On Tuesday May 7, 2024, the start-up meeting for the RJ-funded project “Modality in Swahili – Variation, Change and Transfer” (P23-0101) took place at Gothenburg University. It was organized by Rasmus Bernander (Gothenburg University), together with Gilles-Maurice de Schryver (BantUGent), Maud Devos (BantUGent), and Ponsiano Kanijo (University of Dar es Salaam). The program is available here.
From the project abstract:
Despite being a large, vibrant and socio-politically dominant language across the whole of East Africa, with a longstanding history of written records, several aspects of the Bantu language Swahili and its varieties have still not been coherently researched. One such under-explored area of the Swahili language is that of modality, viz. linguistic expressions such as can, must and perhaps that refer to the non-factual status of a proposition. This is surprising, not least since the Swahili modal system may offer important insights into contact-induced change, as many of its modals were originally borrowed and then spread to many other East African languages.

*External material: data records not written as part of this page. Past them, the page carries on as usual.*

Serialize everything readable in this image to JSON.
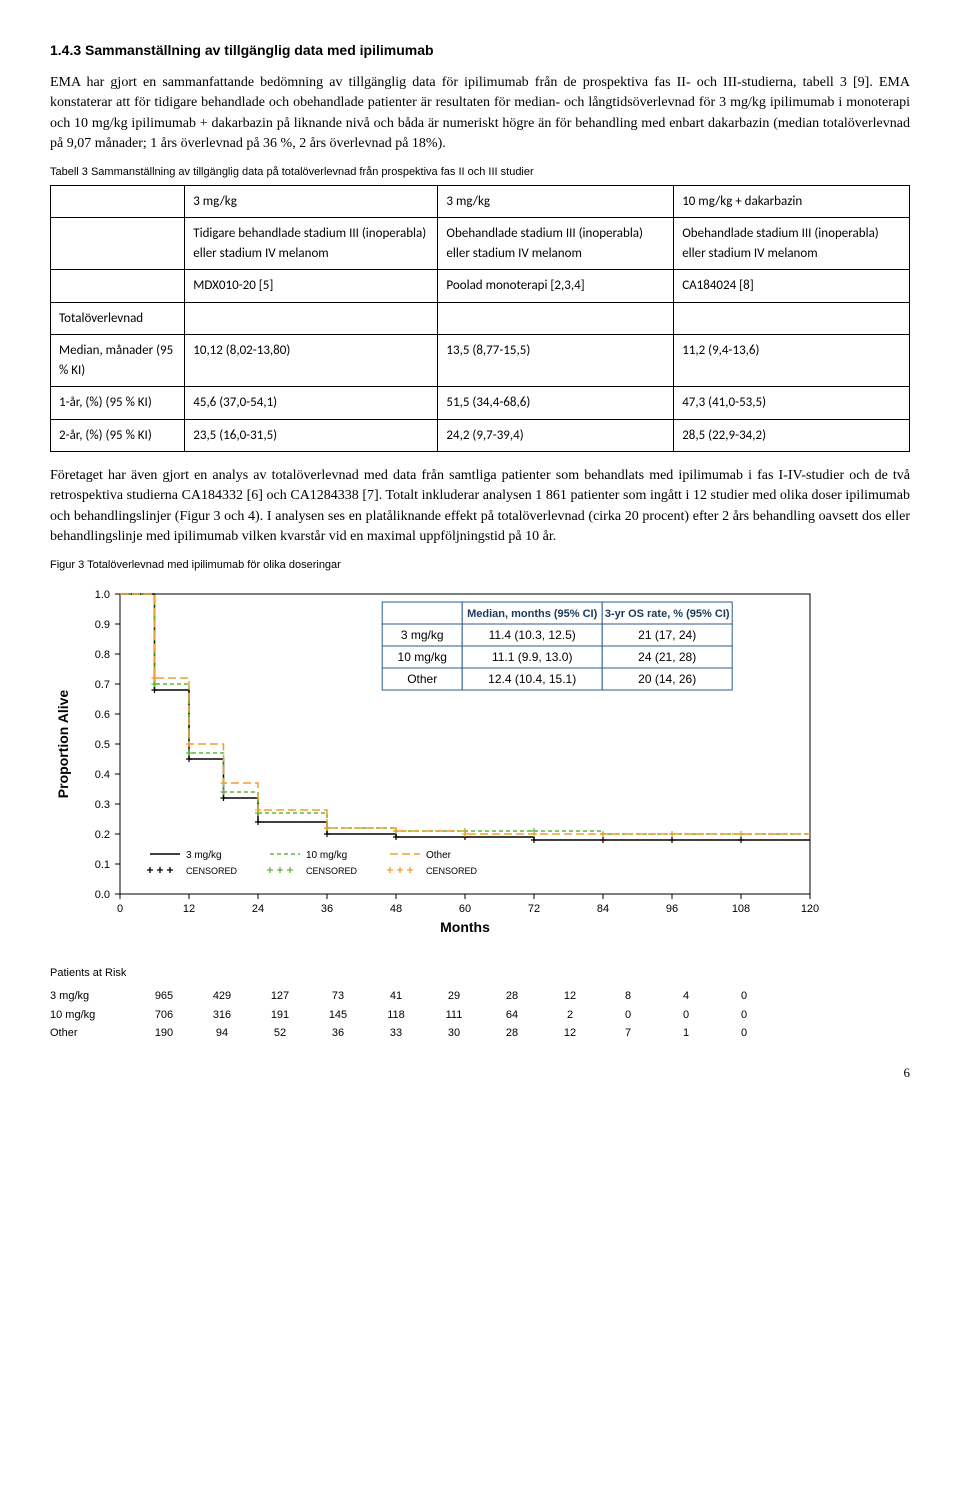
{
  "heading": "1.4.3   Sammanställning av tillgänglig data med ipilimumab",
  "para1": "EMA har gjort en sammanfattande bedömning av tillgänglig data för ipilimumab från de prospektiva fas II- och III-studierna, tabell 3 [9]. EMA konstaterar att för tidigare behandlade och obehandlade patienter är resultaten för median- och långtidsöverlevnad för 3 mg/kg ipilimumab i monoterapi och 10 mg/kg ipilimumab + dakarbazin på liknande nivå och båda är numeriskt högre än för behandling med enbart dakarbazin (median totalöverlevnad på 9,07 månader; 1 års överlevnad på 36 %, 2 års överlevnad på 18%).",
  "table3": {
    "caption": "Tabell 3 Sammanställning av tillgänglig data på totalöverlevnad från prospektiva fas II och III studier",
    "header": [
      "",
      "3 mg/kg",
      "3 mg/kg",
      "10 mg/kg + dakarbazin"
    ],
    "row_desc": [
      "",
      "Tidigare behandlade stadium III (inoperabla) eller stadium IV melanom",
      "Obehandlade stadium III (inoperabla) eller stadium IV melanom",
      "Obehandlade stadium III (inoperabla) eller stadium IV melanom"
    ],
    "row_study": [
      "",
      "MDX010-20 [5]",
      "Poolad monoterapi [2,3,4]",
      "CA184024 [8]"
    ],
    "row_totallabel": "Totalöverlevnad",
    "row_median": [
      "Median, månader (95 % KI)",
      "10,12 (8,02-13,80)",
      "13,5 (8,77-15,5)",
      "11,2 (9,4-13,6)"
    ],
    "row_1yr": [
      "1-år, (%) (95 % KI)",
      "45,6 (37,0-54,1)",
      "51,5 (34,4-68,6)",
      "47,3 (41,0-53,5)"
    ],
    "row_2yr": [
      "2-år, (%) (95 % KI)",
      "23,5 (16,0-31,5)",
      "24,2 (9,7-39,4)",
      "28,5 (22,9-34,2)"
    ]
  },
  "para2": "Företaget har även gjort en analys av totalöverlevnad med data från samtliga patienter som behandlats med ipilimumab i fas I-IV-studier och de två retrospektiva studierna CA184332 [6] och CA1284338 [7]. Totalt inkluderar analysen 1 861 patienter som ingått i 12 studier med olika doser ipilimumab och behandlingslinjer (Figur 3 och 4). I analysen ses en platåliknande effekt på totalöverlevnad (cirka 20 procent) efter 2 års behandling oavsett dos eller behandlingslinje med ipilimumab vilken kvarstår vid en maximal uppföljningstid på 10 år.",
  "fig3": {
    "caption": "Figur 3 Totalöverlevnad med ipilimumab för olika doseringar",
    "ylabel": "Proportion Alive",
    "xlabel": "Months",
    "ylim": [
      0.0,
      1.0
    ],
    "ytick_step": 0.1,
    "xlim": [
      0,
      120
    ],
    "xtick_step": 12,
    "background_color": "#ffffff",
    "grid_color": "#d0d0d0",
    "series": [
      {
        "name": "3 mg/kg",
        "color": "#000000",
        "dash": "solid",
        "censored_color": "#000000",
        "x": [
          0,
          6,
          12,
          18,
          24,
          36,
          48,
          60,
          72,
          84,
          96,
          108,
          120
        ],
        "y": [
          1.0,
          0.68,
          0.45,
          0.32,
          0.24,
          0.2,
          0.19,
          0.19,
          0.18,
          0.18,
          0.18,
          0.18,
          0.18
        ]
      },
      {
        "name": "10 mg/kg",
        "color": "#5fb83d",
        "dash": "4,3",
        "censored_color": "#5fb83d",
        "x": [
          0,
          6,
          12,
          18,
          24,
          36,
          48,
          60,
          72,
          84,
          96,
          108,
          120
        ],
        "y": [
          1.0,
          0.7,
          0.47,
          0.34,
          0.27,
          0.22,
          0.21,
          0.21,
          0.21,
          0.2,
          0.2,
          0.2,
          0.2
        ]
      },
      {
        "name": "Other",
        "color": "#f0a030",
        "dash": "8,4",
        "censored_color": "#f0a030",
        "x": [
          0,
          6,
          12,
          18,
          24,
          36,
          48,
          60,
          72,
          84,
          96,
          108,
          120
        ],
        "y": [
          1.0,
          0.72,
          0.5,
          0.37,
          0.28,
          0.22,
          0.21,
          0.2,
          0.2,
          0.2,
          0.2,
          0.2,
          0.2
        ]
      }
    ],
    "legend_table": {
      "headers": [
        "",
        "Median, months (95% CI)",
        "3-yr OS rate, % (95% CI)"
      ],
      "rows": [
        [
          "3 mg/kg",
          "11.4 (10.3, 12.5)",
          "21 (17, 24)"
        ],
        [
          "10 mg/kg",
          "11.1 (9.9, 13.0)",
          "24 (21, 28)"
        ],
        [
          "Other",
          "12.4 (10.4, 15.1)",
          "20 (14, 26)"
        ]
      ]
    },
    "line_legend": [
      {
        "label": "3 mg/kg",
        "style": "solid",
        "color": "#000"
      },
      {
        "label": "10 mg/kg",
        "style": "dash-short",
        "color": "#5fb83d"
      },
      {
        "label": "Other",
        "style": "dash-long",
        "color": "#f0a030"
      }
    ],
    "censored_legend": [
      {
        "label": "CENSORED",
        "color": "#000"
      },
      {
        "label": "CENSORED",
        "color": "#5fb83d"
      },
      {
        "label": "CENSORED",
        "color": "#f0a030"
      }
    ],
    "patients_at_risk": {
      "title": "Patients at Risk",
      "x": [
        0,
        12,
        24,
        36,
        48,
        60,
        72,
        84,
        96,
        108,
        120
      ],
      "rows": [
        {
          "label": "3 mg/kg",
          "values": [
            965,
            429,
            127,
            73,
            41,
            29,
            28,
            12,
            8,
            4,
            0
          ]
        },
        {
          "label": "10 mg/kg",
          "values": [
            706,
            316,
            191,
            145,
            118,
            111,
            64,
            2,
            0,
            0,
            0
          ]
        },
        {
          "label": "Other",
          "values": [
            190,
            94,
            52,
            36,
            33,
            30,
            28,
            12,
            7,
            1,
            0
          ]
        }
      ]
    }
  },
  "page_number": "6"
}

The aim of this project is to offer the first detailed and comprehensive account of expressions of modality in Swahili, focusing on the role of contact-induced variation and change through time and space. This will be accomplished through both corpus-driven research – to which end the world’s largest diachronic Swahili corpus will be developed – and comparative-typological work (including fieldwork) targeting East African languages that show Swahili influence in their modal systems.
Operationalizing the growing research interests in both Bantu modality and Swahili-related linguistic variation and change we address the broader questions on the socio-historical causes and cognitive constraints underpinning the trajectories of development within the domain of modality in Swahili and in the East African region.